Monday, April 08, 2002

Arthur Waldron thinks that boosters of the Chinese economy have been fooled:

According to the Financial Times of London, Chinese Premier Zhu Rongji recently told a television audience in his country that the Chinese economy would have "collapsed" in 1998 without the state stimulus spending that is currently taking Beijing's government debt to record-high levels. Zhu Rongji is someone who chooses his words carefully, which makes the term "collapse" alarming, although not perhaps, in retrospect, surprising.

Officially, China has for some time been claiming growth rates of 7 percent or more. But information casting doubt on those figures has long been available. Visitors see lots of rural people camped out at urban railroad stations or on sidewalks: Clearly they have nothing to do where they come from, or where they have arrived. Block after block of abandoned construction projects in cities suggest someone has run out of money (as does the recent proposal that money be raised for the Three Gorges Dam by selling stock). Almost daily protests by workers, many violent, are also a clue that all is not well. Moreover, even the official figures don't make sense: How can it be that energy use is falling in a booming economy? And unemployment rising (as the official statistics show)? This is unprecedented in economic history. Finally, the state borrowing for pump priming to which Premier Zhu refers has always been public knowledge. Why, if the economy is burning up the track, has stimulus been necessary?

Once again Chinese officialdom has put one over on Western observerdom.

Can nothing you read about China be believed? Waldron cites

the chronic pathologies of China watchers: groupthink (in the academy and government), fear of Chinese reaction, job pressure (in the intelligence community and the media) and greed and wishful thinking (in the case of business). Once again, we look like gullible fools to the Chinese.

To which we can add another item: fear of direct reprisals from the Chinese government, and those beholden to it. It costs money to read Perry Link's chilling article on this subject from the New York Review, but it's very much worth it.

It's absolutely routine for visiting scholars to be invited to "chat" with the police about the possibility of future visits to China, and the welfare of their friends and relatives. The threatening intent is clear, but no one talks about it; in fact, returnees are specifically warned to "preserve the image of State Security" by holding their tongues.

When scholars don't take the hints, the government is in the habit of rounding them up (including visitors with permanent residency in the United States) whence they find themselves mired in a Kafkaesque legal process where they are accused of crimes somehow involving unauthorized disclosure of information, but the nature of those offenses is deliberately not made clear. This vagueness serves several deliberate purposes, the most important of which is to keep everyone guessing about what the limits of correct behavior actually are, and to encourage scholars to play it safe. Very safe. Link describes one American scholar who recently canceled a research trip to China for fear that while in the country, she might stumble over some political tripwire. Her work is on the Tang dynasty, 618-907 CE.
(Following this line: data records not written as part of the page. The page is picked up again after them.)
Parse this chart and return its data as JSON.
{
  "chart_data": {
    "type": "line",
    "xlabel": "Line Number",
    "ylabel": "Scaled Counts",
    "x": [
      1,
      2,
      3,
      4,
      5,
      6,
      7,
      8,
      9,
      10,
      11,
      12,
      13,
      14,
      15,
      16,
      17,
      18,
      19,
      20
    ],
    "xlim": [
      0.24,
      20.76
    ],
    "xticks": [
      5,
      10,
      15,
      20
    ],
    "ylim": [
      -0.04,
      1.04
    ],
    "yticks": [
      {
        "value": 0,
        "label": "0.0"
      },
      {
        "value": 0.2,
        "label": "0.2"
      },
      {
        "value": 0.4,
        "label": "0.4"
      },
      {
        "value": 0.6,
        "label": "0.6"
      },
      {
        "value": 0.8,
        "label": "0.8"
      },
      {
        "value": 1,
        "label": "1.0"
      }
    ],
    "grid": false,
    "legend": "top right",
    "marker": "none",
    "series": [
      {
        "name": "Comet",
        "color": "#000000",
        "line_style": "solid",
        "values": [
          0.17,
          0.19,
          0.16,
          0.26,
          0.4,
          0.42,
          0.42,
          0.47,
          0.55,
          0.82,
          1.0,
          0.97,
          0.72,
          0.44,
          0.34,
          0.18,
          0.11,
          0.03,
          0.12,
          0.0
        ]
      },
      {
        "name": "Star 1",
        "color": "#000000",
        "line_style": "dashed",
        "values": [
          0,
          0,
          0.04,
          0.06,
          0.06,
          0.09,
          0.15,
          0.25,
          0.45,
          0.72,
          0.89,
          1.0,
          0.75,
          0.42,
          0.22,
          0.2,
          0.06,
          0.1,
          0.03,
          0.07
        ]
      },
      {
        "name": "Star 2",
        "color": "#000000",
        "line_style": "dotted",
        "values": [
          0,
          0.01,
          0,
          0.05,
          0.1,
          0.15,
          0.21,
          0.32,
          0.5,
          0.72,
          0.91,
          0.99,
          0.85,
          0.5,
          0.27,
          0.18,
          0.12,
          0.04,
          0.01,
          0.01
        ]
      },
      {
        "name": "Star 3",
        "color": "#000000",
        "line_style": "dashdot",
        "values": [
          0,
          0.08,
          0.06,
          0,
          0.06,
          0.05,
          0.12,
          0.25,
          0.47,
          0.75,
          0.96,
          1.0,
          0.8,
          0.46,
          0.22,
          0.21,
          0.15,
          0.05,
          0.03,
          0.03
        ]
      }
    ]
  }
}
Even large American corporations are not immune to this sort of intimidation; when the Chinese government imprisoned Li Shaomin, an American citizen teaching at the City University of Hong Kong, for "espionage", his former colleagues at AT&T (where he had worked for seven years) asked the company to help support his cause, and received a brief reply from the PR department saying that it was "not appropriate for AT&T to take an active role in publicizing" the case.

And they take the exact same approach with people who are doing or promoting business in China. One Chinese-American lawyer, Gordon Chang, has become known as a critic of both the regime and Westerners who, by his account, boost the Chinese economy cheerfully in public forums while describing it in private as corrupt, lawless, and mired in bad debt and bad deals. While writing a book on the subject, he had to retire from a pretty high-flying legal career (including two terms as a trustee of Cornell), claiming:

I would not be able to practice in a major firm ... I know many lawyers, fine and upstanding individuals otherwise, who refuse to utter a critical word about the regime except in private conversation. I know that they would not hire me now ...

(Here's a precis of Chang's views; it's pretty harsh. Among other things, he claims that many of China's industries are already drowning in overcapacity, and that the state of the peasantry, mostly hidden from Western observers, is pretty dire).

In describing Waldron's piece, Brink Lindsey notes that

China's [purported] remarkable growth over the past couple of decades has become the Communist Party's primary continuing claim to legitimacy. If the economy is sputtering, the last major prop of Communist rule may be wobbling. If the economy ever nosedives, bet on political turmoil.

Either that, or when the people get too restless to be distracted by these bogus claims, the regime will find something else to distract them with. Like that old standby, beloved of despots everywhere, the patriotic war...

(Now then, what was Joshua Marshall writing about the uprightness and competence of the Bush administration's East Asia diplomats?)